RESEARCH PROJECT

Mediated nature and public engagement

Updated: June 2025

Project overview

Project manager: Minh-Xuan Truong
Funded by: Formas

Participants

Research groups:

Short summary

Digital technologies can influence how we perceive the natural world. We investigate how biodiversity is experienced, represented, and made meaningful through contemporary media platforms. 

How do digital technologies shape our relationships with nature? In this strand of research, we investigate how biodiversity is experienced, represented, and made meaningful through contemporary media platforms. From livestreamed wildlife broadcasts to mobile species identification apps and online communities, we study how digital environments open up new ways for people to encounter and care about the natural world.

Our work explores what we call mediated nature – the diverse ways in which people come into contact with biodiversity not only through direct experiences, but also through screens, sensors, and stories. These mediated encounters can be deeply emotional, sensorial, and social. We ask how such experiences support personal connection to nature, foster collective engagement, and shape environmental awareness in times of ecological uncertainty.

A key focus lies on public service initiatives and participatory media formats. For example, we study Den Stora Älgvandringen, a popular Swedish slow-TV livestream following the spring migration of moose. Through digital ethnography and discourse analysis, we examine how this kind of programming brings people together around seasonal rituals, enables shared observation of wildlife, and cultivates a sense of community and belonging. Social media discussions, online comments, and curated highlights all become part of a broader media ecology where meanings of nature are negotiated and renewed.

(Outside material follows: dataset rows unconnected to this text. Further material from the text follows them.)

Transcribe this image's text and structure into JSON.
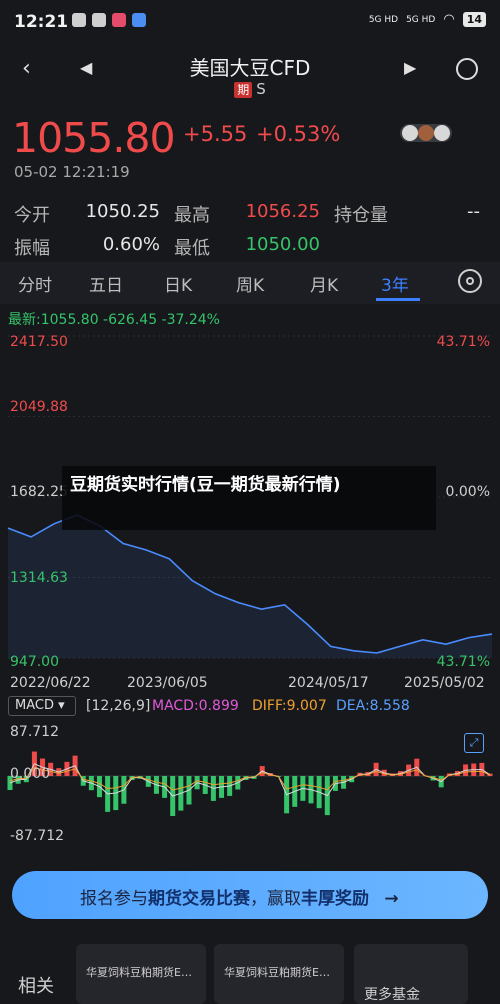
{
  "status": {
    "time": "12:21",
    "net1": "5G HD",
    "net2": "5G HD",
    "battery": "14"
  },
  "nav": {
    "title": "美国大豆CFD",
    "badge": "期",
    "sub": "S"
  },
  "quote": {
    "price": "1055.80",
    "change": "+5.55",
    "pct": "+0.53%",
    "time": "05-02 12:21:19",
    "open_label": "今开",
    "open": "1050.25",
    "high_label": "最高",
    "high": "1056.25",
    "oi_label": "持仓量",
    "oi": "--",
    "amp_label": "振幅",
    "amp": "0.60%",
    "low_label": "最低",
    "low": "1050.00"
  },
  "tabs": [
    "分时",
    "五日",
    "日K",
    "周K",
    "月K",
    "3年"
  ],
  "chart": {
    "latest": "最新:1055.80  -626.45  -37.24%",
    "y_left": [
      "2417.50",
      "2049.88",
      "1682.25",
      "1314.63",
      "947.00"
    ],
    "y_right": [
      "43.71%",
      "0.00%",
      "43.71%"
    ],
    "dates": [
      "2022/06/22",
      "2023/06/05",
      "2024/05/17",
      "2025/05/02"
    ]
  },
  "chart_data": {
    "type": "line",
    "x": [
      "2022/06/22",
      "2023/06/05",
      "2024/05/17",
      "2025/05/02"
    ],
    "ylim": [
      947.0,
      2417.5
    ],
    "series": [
      {
        "values": [
          1540,
          1500,
          1560,
          1600,
          1550,
          1470,
          1440,
          1400,
          1300,
          1240,
          1200,
          1170,
          1190,
          1100,
          1000,
          980,
          970,
          1000,
          1030,
          1010,
          1040,
          1056
        ]
      }
    ],
    "macd": {
      "label": "MACD",
      "params": "[12,26,9]",
      "macd": "MACD:0.899",
      "diff": "DIFF:9.007",
      "dea": "DEA:8.558",
      "top": "87.712",
      "zero": "0.000",
      "bottom": "-87.712"
    }
  },
  "overlay": {
    "text": "豆​期货实时行情(豆一期货最新行情)"
  },
  "banner": {
    "pre": "报名参与",
    "bold1": "期货交易比赛",
    "mid": "，赢取",
    "bold2": "丰厚奖励",
    "arrow": "→"
  },
  "related": {
    "label": "相关",
    "cards": [
      "华夏饲料豆粕期货E…",
      "华夏饲料豆粕期货E…"
    ],
    "more": "更多基金"
  },
  "colors": {
    "up": "#f04b4b",
    "down": "#35c46a",
    "accent": "#3c7fff",
    "line": "#4a8cff"
  }
}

We are also interested in the citizen science potential of digital tools. Apps like PlantNet and Merlin not only help users identify species but also contribute to biodiversity monitoring. By analyzing how these tools are used in educational settings, in everyday life, or by international audiences, we investigate how digital participation influences both individual learning and collective data practices.

We employ interdisciplinary approaches to further our understanding of how new forms of digital engagement shape contemporary human–nature relationships, and thus transect concepts in environmental psychology, conservation science, media and communication studies, and environmental humanities. It also opens up discussions about environmental citizenship, ecological memory, and the role of media in sustaining public attention to biodiversity in an age of distraction.